Thank goodness then for Ewan Morrison, who after a novel about swinging (Swung) and another about the importance of sex and text-sex (or sex-texts?) in long distance relationships (Distance) turns, in his latest, Ménage, to the age-old question of how to get two into one. When we last left his characters, they were tearing the seats out of their jeans to perform sexy bum-dances (whatever this may be), and this new lot are no more restrained. Ménage begins with Owen, a sometime art-critic, watching an 18 -year-old American student frig herself on a webcam while he wears the used "pink frilly girlie panties" she has FedExed him and cogitates.

As always with Morrison, his characters are psychologically damaged, although he's upped the stakes in this book, and it's clear from the first chapter that something terrible has happened between 1993 (when the back story takes place) and the present of the novel (2008). Owen is one third of the ménage a trios of the title, along with Young British Artist, Dorothy Shears, and the extravagant Saul. Art-world novels (like sex novels) are notoriously difficult to pull off, but Morrison has researched this area well, and it's easy to imagine his artist operating alongside Emin and Hirst. (Morrison is well-versed in art history and plans to work further on the connection between art and literature.) Occasionally the satire can seem just a little forced, like the man who exhibits excrement on lollipop sticks, but for the most part his aim is true.

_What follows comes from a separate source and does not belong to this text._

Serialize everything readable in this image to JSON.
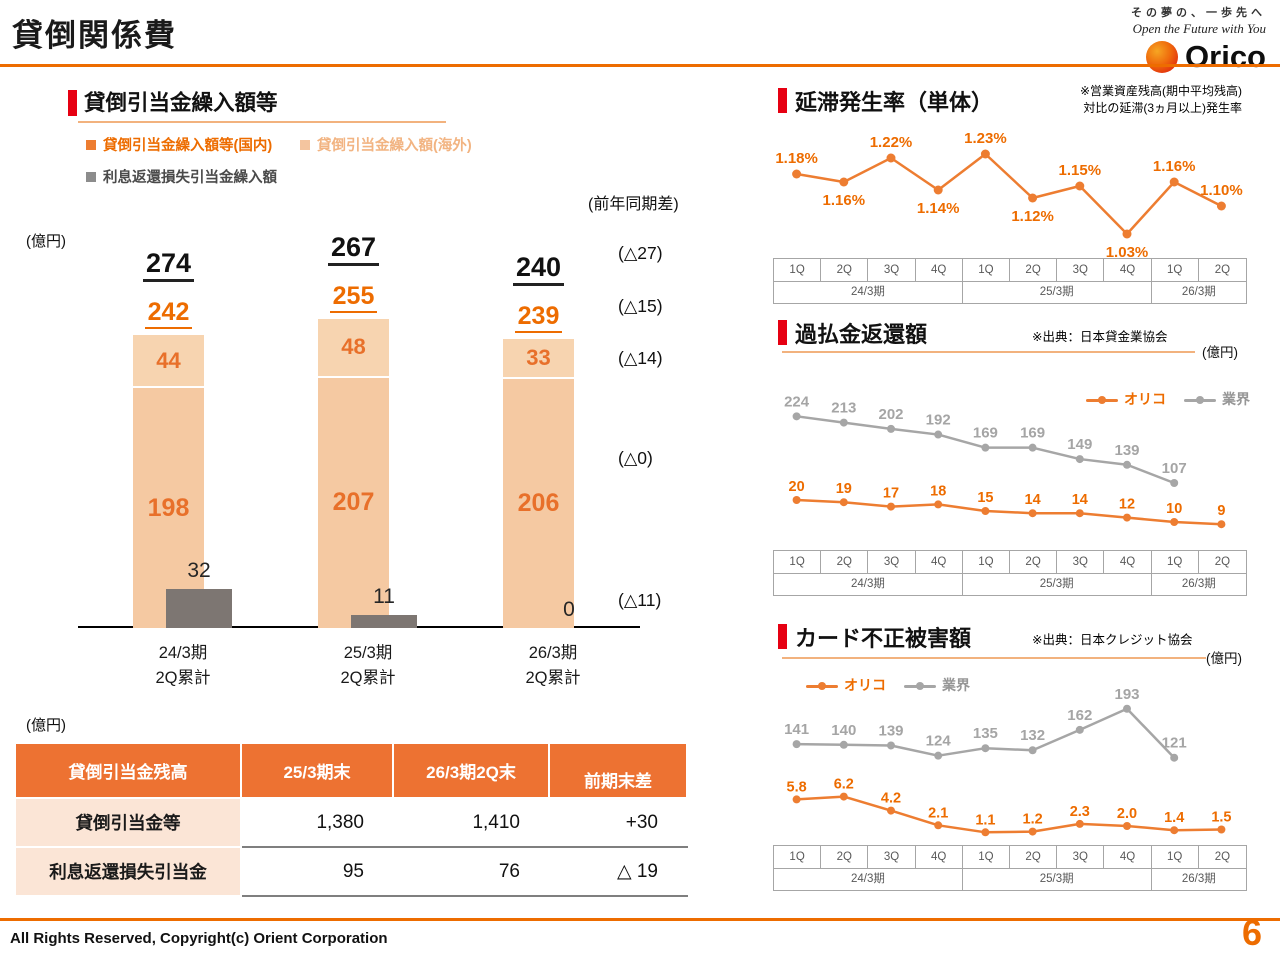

The in-built drama of all the great ménage a trios stories (best explored, of course, in French classics such as Jules et Jim and my all-time favourite, La Maman et la Putain) is that the balance is never going to be even: someone's always going to be the pickle in the Manhattan sandwich. Morrison takes this one step further, focusing on the psychological dangers inherent in trying to sustain a fantasy. And alongside his exploration of sex, he also looks at how fame can be equally divisive, particularly among creative types. The link between art and madness is a tired theme, but Morrison makes it fresh by rooting his story in such a richly realised vision of the early nineties.

"There is nothing less sexy than sex," maintains Saul, the most controlling of the three characters. Saul is described by Morrison as "a failed artist [who] manipulated two youngsters into acting out his debased fantasies as revenge against the world that had rejected him" and although this novel is just as chock-a-block with smut as his first two, the non-sexiness of sex is Morrison's real theme.

For all his characters love of porn, dildos and cross-dressing, the actual intercourse, in this book and his others, always turns out to be a (deliberate) disappointment. It is a mark of Morrison's considerable talent that his exploration of why this is remains fascinating, and that watching his characters' fantasies (and sanity) crumble is just as interesting third time round as it's ever been before.